Как сотрудник “Интуриста” я иногда провожал ночью финнов на “Красную стрелу” в Ленинград. Плакал весь автобус. В темноте они пили из своих фляжек и плакали, причем молодые. Это нам было непонятно. Они что-то улавливали в Союзе, что мы сами тогда не видели и не ценили. А это, быть может, была наша собственная “Земляничная поляна” с часами без стрелок, навечно остановившимися во времени.

О Володе Высоцком

Когда, наконец, после десяти лет долгого строительства был сдан для заселения дом № 28 по Малой Грузинской ЖСК “Художник-График”, когда были наконец разыграны номера квартир, стало ясно, что жить здесь будет не скучно. Владимир Высоцкий, Никита Михалков, “пан профессор” – Борис Рунге, художник Дмитрий Бисти – все это был наш “первый” подъезд, чему мы были очень рады. Из окон – зеленый двор, сирень, каштаны. У нас с Таней был тогда прелестный веселый щенок дратхаар Кеша. Каждое утро я выводил его гулять во двор, а Марина Влади в платочке, с большой корзинкой, в больших темных очках спускалась из подъезда по ступенькам и шла на Тишинский рынок. И каждый раз она останавливалась, чтобы поиграть с нашим Кешей. Он радостно прыгал, лизал руки, всячески давая понять, какой он преданный поклонник ее таланта. А Володю я впервые увидел в холле у лифта, и первое, что меня поразило, – его нетерпеливость. Он жал и жал на кнопку лифта, хотя от этого лифт быстрее не спускался. Он всегда как бы торопился куда-то, берег время. Я видел его и веселым, и удрученным, но всегда был он вежлив и дружелюбен. Мы сталкивались очень часто – в подъезде, во дворе, – но всегда он был так тороплив, деловит, что у меня не хватало смелости попросить его часок попозировать для портрета. Тем не менее Володя ни разу не отказал, когда я его просил (для своих друзей) подписать пластинку или дать автограф. Особенно был внимателен, когда приезжал кто-то издалека – из Иркутска, Омска или Вильнюса, спрашивал имя и писал, кому именно адресует.
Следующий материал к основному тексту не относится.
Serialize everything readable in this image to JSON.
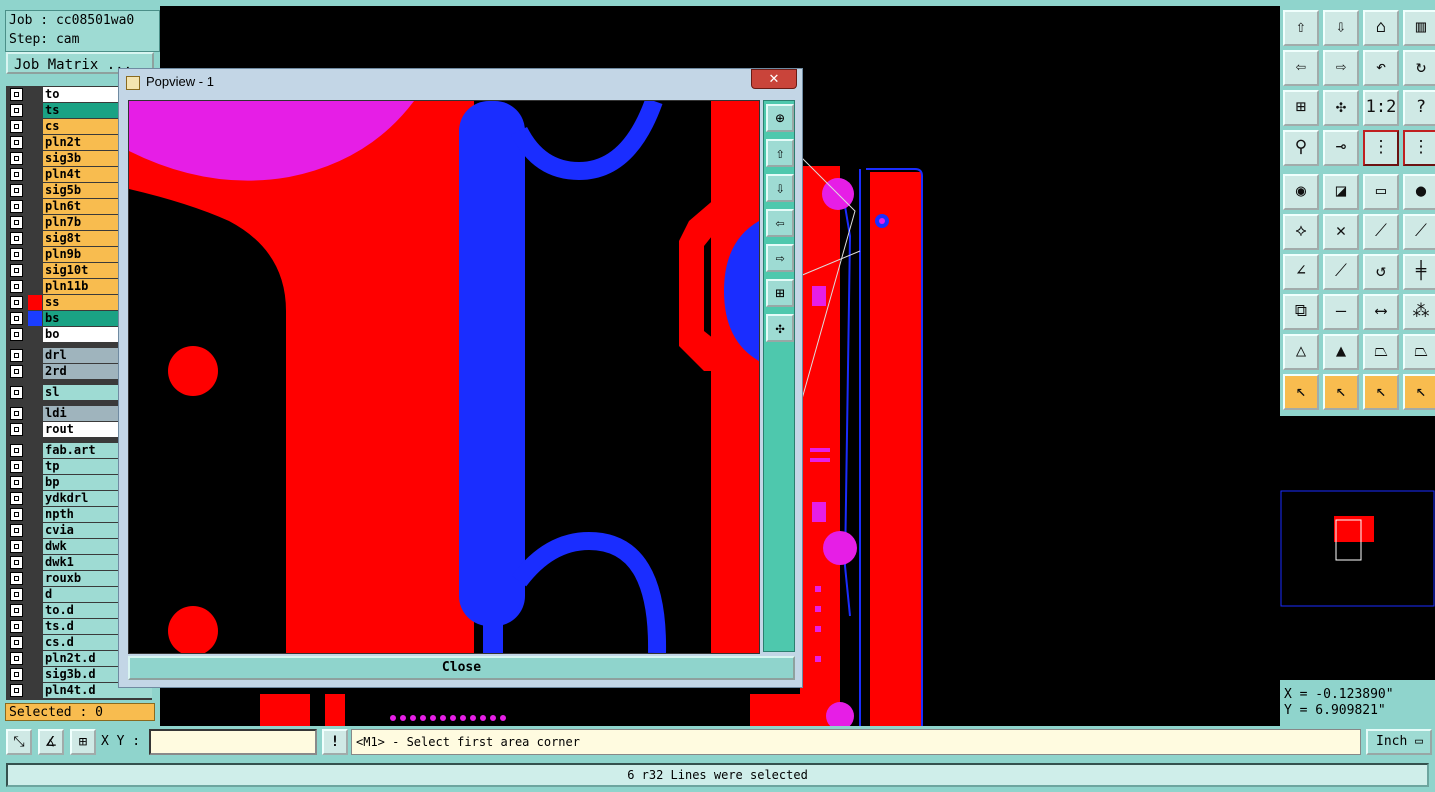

За те несколько лет, что мы были соседями, у меня сложилось впечатление, что несмотря на внешнюю строгость Высоцкий был очень впечатлительным и отзывчивым человеком. Об этом говорят и его песни, его способность отождествлять себя с самыми разными персонажами. Я никогда не стремился как-то набиваться ему в друзья – слишком много народу вокруг него толпилось.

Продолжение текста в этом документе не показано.